An early interest in civil rights led Liu, the daughter of Taiwanese immigrants who was living in San Jose, to write a high school paper about a groundbreaking case in the early 1990s that successfully challenged racial bias at Denny's restaurants. Then, her father was fired from his engineering management job for what he believed to be racial reasons. "He couldn't find a lawyer. He told me, 'If you are a lawyer, you have power,'" Liu said. "That crystalized my career path for me."


She formed her own firm in 2015, then added law partner Rebecca B. Peterson-Fisher in 2022. She said their move to Katz Banks Kumin is a major step forward. "Combining forces with lawyers I deeply respect like Debra Katz and Lisa Banks will put us at the forefront of major employment and civil rights cases," Liu said.


Liu and colleagues are co-lead with Pardell, Kurzyk & Girablado PLLC in a statewide Private Attorneys General Act case over the alleged misclassification of operations managers at a fast food chain and the failure to pay them overtime. Robertson et al. v. Raising Cane's, CVR112306468 (Riverside Co. Super. Ct., filed Dec. 1, 2023).


"Raising Cane's is a chain that's relatively new to California," she said. "They sell really good chicken fingers with lots of sauces. But they misclassify their second-line managers as salaried employees." 

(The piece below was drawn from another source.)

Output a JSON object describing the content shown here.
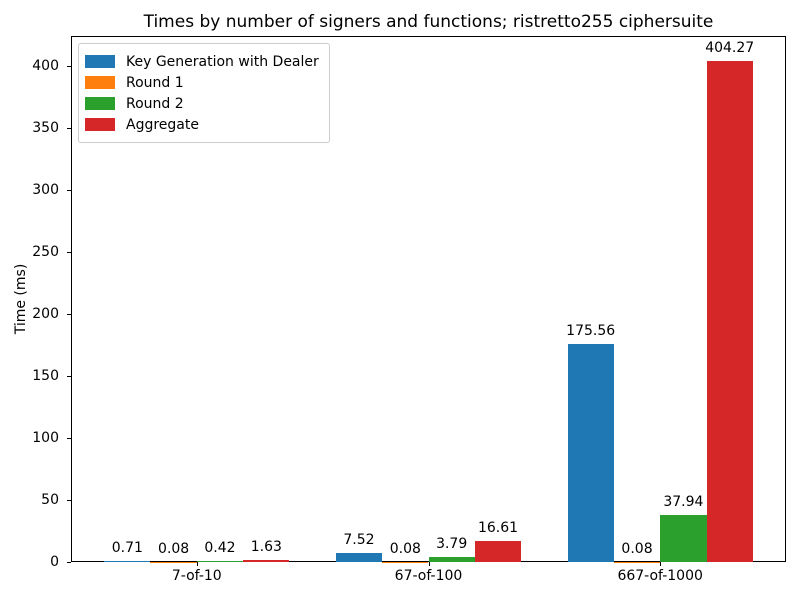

The matter has evolved into a PAGA action plus a number of individual arbitrations. "We have a mass arbitration strategy," she said, emphasizing that she was speaking generally. "In past cases, we have found that the cost to defendants of numerous arbitrations is significant, and it places significant pressure on the defense. But the arbitrations come from a contract they wrote."


Liu believes her work leads toward progress. "When we research these cases, we often hear that businesses are trending toward compliance with employment law. Some resist, but eventually the business community catches on."